La Ley general de publicidad 34/1988, de 11 de noviembre[2], define la publicidad como “toda forma de comunicación realizada por una persona física  o jurídica, pública o privada, en el ejercicio de una actividad comercial, artesanal o profesional, con el fin de promover de  forma directa o indirecta la contratación de muebles, inmuebles, servicios, derechos y obligaciones”[3]. A pesar de que la Ley utiliza este concepto para definir la publicidad sin especificar nada más, debemos decir que lo que se está definiendo es la publicidad a efectos de dicha Ley y en ningún caso se está dando un concepto genérico de publicidad que abarcaría mucho más, como expondremos posteriormente.
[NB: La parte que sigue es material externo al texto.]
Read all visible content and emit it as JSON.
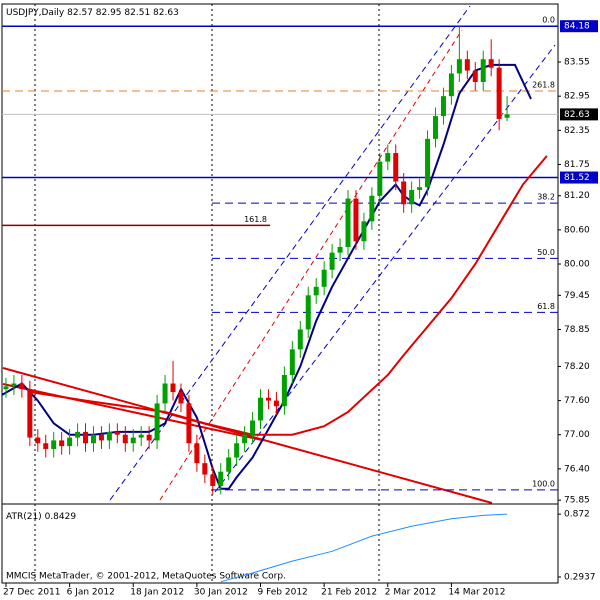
{
  "header": {
    "symbol": "USDJPY,Daily"
  },
  "chart_data": [
    {
      "type": "candlestick",
      "open": [
        77.8,
        77.85,
        77.9,
        77.8,
        76.95,
        76.85,
        76.75,
        76.9,
        76.8,
        76.95,
        77.05,
        76.85,
        77.0,
        76.9,
        77.05,
        77.0,
        76.85,
        76.95,
        77.0,
        76.9,
        77.55,
        77.9,
        77.75,
        77.55,
        76.85,
        76.5,
        76.3,
        76.1,
        76.35,
        76.6,
        76.85,
        77.0,
        77.25,
        77.65,
        77.6,
        77.5,
        78.05,
        78.5,
        78.85,
        79.45,
        79.6,
        79.9,
        80.2,
        80.3,
        81.15,
        80.4,
        80.75,
        81.2,
        81.8,
        81.95,
        81.45,
        81.05,
        81.3,
        81.35,
        82.2,
        82.6,
        82.95,
        83.35,
        83.6,
        83.4,
        83.2,
        83.6,
        83.45,
        82.57
      ],
      "high": [
        78.0,
        78.05,
        78.05,
        77.95,
        77.1,
        77.0,
        77.05,
        77.05,
        77.1,
        77.2,
        77.2,
        77.15,
        77.15,
        77.2,
        77.2,
        77.15,
        77.1,
        77.15,
        77.15,
        77.7,
        78.05,
        78.3,
        77.9,
        77.7,
        77.0,
        76.65,
        76.45,
        76.5,
        76.75,
        77.0,
        77.15,
        77.4,
        77.8,
        77.8,
        77.75,
        78.2,
        78.65,
        79.0,
        79.6,
        79.75,
        80.05,
        80.35,
        80.45,
        81.3,
        81.3,
        80.9,
        81.35,
        81.95,
        82.1,
        82.1,
        81.6,
        81.45,
        81.5,
        82.35,
        82.75,
        83.1,
        83.5,
        84.18,
        83.75,
        83.55,
        83.75,
        83.95,
        83.6,
        82.95
      ],
      "low": [
        77.65,
        77.7,
        77.65,
        76.8,
        76.7,
        76.6,
        76.6,
        76.65,
        76.65,
        76.8,
        76.7,
        76.7,
        76.75,
        76.75,
        76.85,
        76.7,
        76.7,
        76.8,
        76.75,
        76.75,
        77.4,
        77.6,
        77.4,
        76.7,
        76.35,
        76.15,
        75.95,
        75.95,
        76.2,
        76.45,
        76.7,
        76.85,
        77.1,
        77.45,
        77.35,
        77.35,
        77.9,
        78.35,
        78.7,
        79.3,
        79.45,
        79.75,
        80.05,
        80.15,
        80.25,
        80.25,
        80.6,
        81.05,
        81.65,
        81.3,
        80.9,
        80.9,
        81.15,
        81.2,
        82.05,
        82.45,
        82.8,
        83.2,
        83.25,
        83.05,
        83.05,
        83.3,
        82.35,
        82.51
      ],
      "close": [
        77.85,
        77.9,
        77.8,
        76.95,
        76.85,
        76.75,
        76.9,
        76.8,
        76.95,
        77.05,
        76.85,
        77.0,
        76.9,
        77.05,
        77.0,
        76.85,
        76.95,
        77.0,
        76.9,
        77.55,
        77.9,
        77.75,
        77.55,
        76.85,
        76.5,
        76.3,
        76.1,
        76.35,
        76.6,
        76.85,
        77.0,
        77.25,
        77.65,
        77.6,
        77.5,
        78.05,
        78.5,
        78.85,
        79.45,
        79.6,
        79.9,
        80.2,
        80.3,
        81.15,
        80.4,
        80.75,
        81.2,
        81.8,
        81.95,
        81.45,
        81.05,
        81.3,
        81.35,
        82.2,
        82.6,
        82.95,
        83.35,
        83.6,
        83.4,
        83.2,
        83.6,
        83.45,
        82.55,
        82.63
      ],
      "colors": {
        "up": "#00a000",
        "down": "#e00000"
      },
      "xlim": [
        -0.5,
        69.4
      ],
      "ylim": [
        75.8,
        84.57
      ],
      "yticks": [
        83.55,
        82.95,
        82.35,
        81.75,
        {
          "value": 81.2,
          "label": "81.20"
        },
        {
          "value": 80.6,
          "label": "80.60"
        },
        {
          "value": 80,
          "label": "80.00"
        },
        79.45,
        78.85,
        {
          "value": 78.2,
          "label": "78.20"
        },
        {
          "value": 77.6,
          "label": "77.60"
        },
        {
          "value": 77,
          "label": "77.00"
        },
        {
          "value": 76.4,
          "label": "76.40"
        },
        75.85
      ],
      "xticks": [
        {
          "value": 0,
          "label": "27 Dec 2011"
        },
        {
          "value": 8,
          "label": "6 Jan 2012"
        },
        {
          "value": 16,
          "label": "18 Jan 2012"
        },
        {
          "value": 24,
          "label": "30 Jan 2012"
        },
        {
          "value": 32,
          "label": "9 Feb 2012"
        },
        {
          "value": 40,
          "label": "21 Feb 2012"
        },
        {
          "value": 48,
          "label": "2 Mar 2012"
        },
        {
          "value": 56,
          "label": "14 Mar 2012"
        }
      ],
      "overlays": [
        {
          "color": "#000080",
          "x": [
            -0.5,
            2,
            4,
            6,
            8,
            11,
            14,
            18,
            20,
            22,
            24,
            26,
            27,
            28,
            29,
            31,
            33,
            35,
            37,
            39,
            41,
            43,
            45,
            47,
            49,
            50,
            51,
            52,
            53,
            55,
            57,
            59,
            61,
            62,
            64,
            66
          ],
          "values": [
            77.7,
            77.9,
            77.6,
            77.2,
            77.0,
            77.0,
            77.05,
            77.05,
            77.2,
            77.8,
            77.3,
            76.4,
            76.05,
            76.05,
            76.25,
            76.6,
            77.1,
            77.6,
            78.2,
            79.0,
            79.6,
            80.1,
            80.6,
            81.1,
            81.4,
            81.2,
            81.1,
            81.03,
            81.3,
            82.1,
            83.0,
            83.4,
            83.5,
            83.5,
            83.5,
            82.9
          ]
        },
        {
          "color": "#e00000",
          "x": [
            3,
            10,
            20,
            25,
            31,
            36,
            40,
            43,
            48,
            50,
            53,
            56,
            59,
            62,
            65,
            68
          ],
          "values": [
            77.75,
            77.6,
            77.4,
            77.2,
            77.0,
            77.0,
            77.15,
            77.4,
            78.05,
            78.4,
            78.9,
            79.4,
            80.0,
            80.7,
            81.4,
            81.9
          ]
        }
      ],
      "levels": [
        {
          "label": "0.0",
          "value": 84.18,
          "color": "#0000c8",
          "style": "solid",
          "span": "full"
        },
        {
          "label": "261.8",
          "value": 83.04,
          "color": "#e08020",
          "style": "dashed",
          "span": "full"
        },
        {
          "label": "38.2",
          "value": 81.07,
          "color": "#0000c8",
          "style": "dashed",
          "span": "right"
        },
        {
          "label": "50.0",
          "value": 80.1,
          "color": "#0000c8",
          "style": "dashed",
          "span": "right"
        },
        {
          "label": "61.8",
          "value": 79.15,
          "color": "#0000c8",
          "style": "dashed",
          "span": "right"
        },
        {
          "label": "100.0",
          "value": 76.03,
          "color": "#0000c8",
          "style": "dashed",
          "span": "right"
        },
        {
          "label": "161.8",
          "value": 80.68,
          "color": "#8b0000",
          "style": "solid",
          "span": "left"
        }
      ],
      "price_lines": [
        {
          "value": 84.18,
          "color": "#0000c8"
        },
        {
          "value": 81.52,
          "color": "#0000c8"
        }
      ]
    },
    {
      "type": "line",
      "title": "ATR(21)",
      "current": 0.8429,
      "color": "#1e90ff",
      "x": [
        27,
        31,
        36,
        41,
        46,
        51,
        56,
        60,
        63
      ],
      "values": [
        0.25,
        0.33,
        0.44,
        0.53,
        0.67,
        0.76,
        0.83,
        0.86,
        0.872
      ],
      "ylim": [
        0.238,
        0.956
      ],
      "yticks": [
        0.872,
        0.2937
      ]
    }
  ],
  "footer": "MMCIS MetaTrader, © 2001-2012, MetaQuotes Software Corp."
}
De este modo y aunque estemos ante una ley general el concepto de publicidad se encuentra limitado a la publicidad comercial[4], algo de lo que es consciente el propio legislador que en el artículo 9 señala que serán de aplicación las normas contenidas en el Titulo III de la Ley a todos los contratos publicitarios aún cuando versen sobre actividades distintas a las comprendidas en el artículo 2; por lo cual la Ley general de publicidad sólo es general en materia de contratos publicitarios[5]
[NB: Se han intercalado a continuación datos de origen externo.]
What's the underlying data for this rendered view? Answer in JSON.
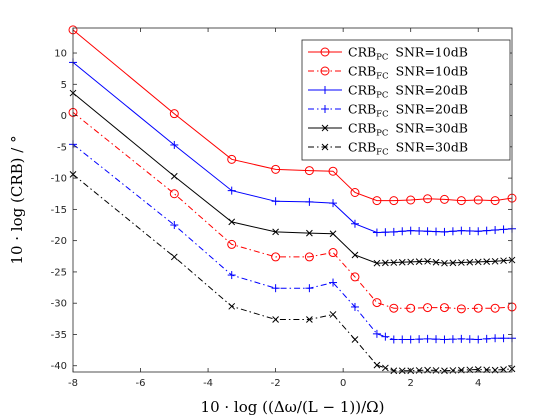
{
  "chart_data": {
    "type": "line",
    "title": "",
    "xlabel": "10 · log ((Δω/(L − 1))/Ω)",
    "ylabel": "10 · log (CRB) / °",
    "xlim": [
      -8,
      5
    ],
    "ylim": [
      -41,
      14
    ],
    "grid": false,
    "legend_position": "top-right",
    "x_ticks": [
      -8,
      -6,
      -4,
      -2,
      0,
      2,
      4
    ],
    "x_tick_labels": [
      "-8",
      "-6",
      "-4",
      "-2",
      "0",
      "2",
      "4"
    ],
    "y_ticks": [
      10,
      5,
      0,
      -5,
      -10,
      -15,
      -20,
      -25,
      -30,
      -35,
      -40
    ],
    "y_tick_labels": [
      "10",
      "5",
      "0",
      "-5",
      "-10",
      "-15",
      "-20",
      "-25",
      "-30",
      "-35",
      "-40"
    ],
    "series": [
      {
        "name": "CRB_PC SNR=10dB",
        "label_main": "CRB",
        "label_sub": "PC",
        "label_snr": "SNR=10dB",
        "color": "#ff0000",
        "dash": "solid",
        "marker": "circle",
        "marker_mode": "sparse",
        "points": [
          [
            -8,
            13.7
          ],
          [
            -5,
            0.3
          ],
          [
            -3.3,
            -7.0
          ],
          [
            -2,
            -8.6
          ],
          [
            -1,
            -8.8
          ],
          [
            -0.3,
            -8.9
          ],
          [
            0.35,
            -12.3
          ],
          [
            1,
            -13.6
          ],
          [
            1.5,
            -13.6
          ],
          [
            2,
            -13.5
          ],
          [
            2.5,
            -13.3
          ],
          [
            3,
            -13.4
          ],
          [
            3.5,
            -13.6
          ],
          [
            4,
            -13.5
          ],
          [
            4.5,
            -13.6
          ],
          [
            5,
            -13.2
          ]
        ]
      },
      {
        "name": "CRB_FC SNR=10dB",
        "label_main": "CRB",
        "label_sub": "FC",
        "label_snr": "SNR=10dB",
        "color": "#ff0000",
        "dash": "dashdot",
        "marker": "circle",
        "marker_mode": "sparse",
        "points": [
          [
            -8,
            0.5
          ],
          [
            -5,
            -12.5
          ],
          [
            -3.3,
            -20.6
          ],
          [
            -2,
            -22.6
          ],
          [
            -1,
            -22.6
          ],
          [
            -0.3,
            -21.9
          ],
          [
            0.35,
            -25.8
          ],
          [
            1,
            -29.9
          ],
          [
            1.5,
            -30.8
          ],
          [
            2,
            -30.8
          ],
          [
            2.5,
            -30.7
          ],
          [
            3,
            -30.7
          ],
          [
            3.5,
            -30.9
          ],
          [
            4,
            -30.8
          ],
          [
            4.5,
            -30.8
          ],
          [
            5,
            -30.6
          ]
        ]
      },
      {
        "name": "CRB_PC SNR=20dB",
        "label_main": "CRB",
        "label_sub": "PC",
        "label_snr": "SNR=20dB",
        "color": "#0000ff",
        "dash": "solid",
        "marker": "plus",
        "marker_mode": "dense",
        "points": [
          [
            -8,
            8.5
          ],
          [
            -5,
            -4.7
          ],
          [
            -3.3,
            -12.0
          ],
          [
            -2,
            -13.7
          ],
          [
            -1,
            -13.8
          ],
          [
            -0.3,
            -14.0
          ],
          [
            0.35,
            -17.3
          ],
          [
            1,
            -18.7
          ],
          [
            1.5,
            -18.6
          ],
          [
            2,
            -18.4
          ],
          [
            2.5,
            -18.5
          ],
          [
            3,
            -18.6
          ],
          [
            3.5,
            -18.4
          ],
          [
            4,
            -18.5
          ],
          [
            4.5,
            -18.3
          ],
          [
            5,
            -18.1
          ]
        ]
      },
      {
        "name": "CRB_FC SNR=20dB",
        "label_main": "CRB",
        "label_sub": "FC",
        "label_snr": "SNR=20dB",
        "color": "#0000ff",
        "dash": "dashdot",
        "marker": "plus",
        "marker_mode": "dense",
        "points": [
          [
            -8,
            -4.6
          ],
          [
            -5,
            -17.5
          ],
          [
            -3.3,
            -25.5
          ],
          [
            -2,
            -27.6
          ],
          [
            -1,
            -27.6
          ],
          [
            -0.3,
            -26.7
          ],
          [
            0.35,
            -30.6
          ],
          [
            1,
            -34.9
          ],
          [
            1.5,
            -35.8
          ],
          [
            2,
            -35.8
          ],
          [
            2.5,
            -35.7
          ],
          [
            3,
            -35.8
          ],
          [
            3.5,
            -35.7
          ],
          [
            4,
            -35.8
          ],
          [
            4.5,
            -35.6
          ],
          [
            5,
            -35.6
          ]
        ]
      },
      {
        "name": "CRB_PC SNR=30dB",
        "label_main": "CRB",
        "label_sub": "PC",
        "label_snr": "SNR=30dB",
        "color": "#000000",
        "dash": "solid",
        "marker": "cross",
        "marker_mode": "dense",
        "points": [
          [
            -8,
            3.6
          ],
          [
            -5,
            -9.7
          ],
          [
            -3.3,
            -17.0
          ],
          [
            -2,
            -18.6
          ],
          [
            -1,
            -18.8
          ],
          [
            -0.3,
            -18.9
          ],
          [
            0.35,
            -22.3
          ],
          [
            1,
            -23.6
          ],
          [
            1.5,
            -23.5
          ],
          [
            2,
            -23.4
          ],
          [
            2.5,
            -23.3
          ],
          [
            3,
            -23.6
          ],
          [
            3.5,
            -23.5
          ],
          [
            4,
            -23.4
          ],
          [
            4.5,
            -23.3
          ],
          [
            5,
            -23.1
          ]
        ]
      },
      {
        "name": "CRB_FC SNR=30dB",
        "label_main": "CRB",
        "label_sub": "FC",
        "label_snr": "SNR=30dB",
        "color": "#000000",
        "dash": "dashdot",
        "marker": "cross",
        "marker_mode": "dense",
        "points": [
          [
            -8,
            -9.4
          ],
          [
            -5,
            -22.6
          ],
          [
            -3.3,
            -30.5
          ],
          [
            -2,
            -32.6
          ],
          [
            -1,
            -32.6
          ],
          [
            -0.3,
            -31.8
          ],
          [
            0.35,
            -35.8
          ],
          [
            1,
            -39.9
          ],
          [
            1.5,
            -40.8
          ],
          [
            2,
            -40.8
          ],
          [
            2.5,
            -40.7
          ],
          [
            3,
            -40.8
          ],
          [
            3.5,
            -40.7
          ],
          [
            4,
            -40.6
          ],
          [
            4.5,
            -40.7
          ],
          [
            5,
            -40.5
          ]
        ]
      }
    ]
  }
}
La definición que da el legislador español de publicidad es prácticamente igual a la que se recoge en la Directiva 84/450, de 10 de septiembre, relativa a la aproximación de las disposiciones legales, reglamentarias y administrativas de los Estados miembros en materia de publicidad engañosa, en la que se dice que publicidad es “toda forma de comunicación realizada en el marco de una actividad comercial, industrial, artesanal o liberal con el fin de promover el suministro de bienes o  la prestación de servicios, incluidos los bienes inmuebles, los derechos y las obligaciones”. La diferencia que presenta la Ley española con la Directiva comunitaria es mínima:

-      La Ley española específica que el sujeto que realiza la comunicación puede ser tanto público como privado, algo a lo que la Directiva no parece darle importancia, haciendo referencia simplemente a sujetos.
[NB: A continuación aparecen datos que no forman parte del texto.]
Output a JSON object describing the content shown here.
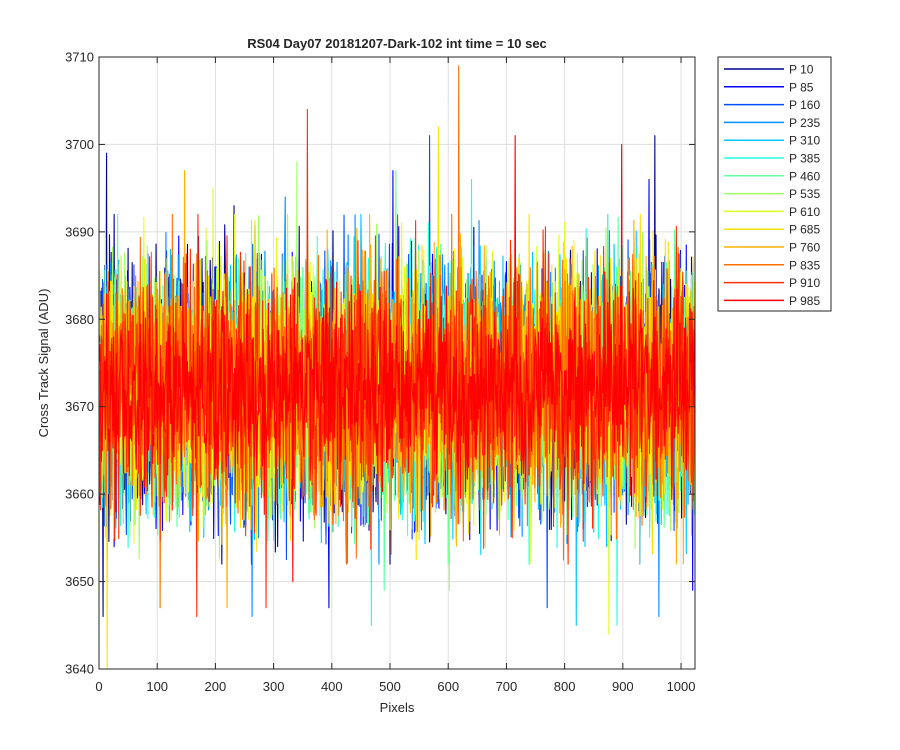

-      La Directiva señala la promoción de suministro de bienes o la prestación de servicios, incluidos los bienes inmuebles, los derechos y las obligaciones. En cambio la Ley española se refiere a la contratación de muebles, inmuebles, servicios, derechos y obligaciones tanto de forma directa como indirecta. En este sentido debemos decir que la expresión que utiliza el legislador español es más amplia  y engloba el suministro de productos[6], sin necesidad de mención expresa.

 

          Ambos textos legales realizan una definición de la publicidad en sentido específico referido a la comunicación comercial por ser este tipo de publicidad la que mayores problemas jurídicos plantea en relación con la defensa de los consumidores y usuario y la libertad de empresa[7]. A este tipo de publicidad se refiere también el Libro Verde de la Comisión sobre las comunicaciones comerciales en el Mercado Interior, de 23 de mayo de 1996, en el que se define la comunicación comercial como “toda tipo de comunicación que tenga como finalidad la promoción bien de los servicios, los productos o la imagen de una empresa u organización entre los consumidores finales o los distribuidores”[8]. Y es que la publicidad desde el punto de vista del consumidor tiene una repercusión relevante y de obligada regulación, pues como señalan Massaguer y Palau existen un conjunto de técnicas de ventas que atraen la atención de los consumidores hacia las prestaciones ofrecidas alterando o pudiendo alterar el proceso racional de toma de decisiones de mercado, bien mediante su inducción a error o bien mediante su sometimiento a una presión psicológica, influencia abusiva o a circunstancias que interfieren u obstaculizan la reflexión y decisión de compra[9].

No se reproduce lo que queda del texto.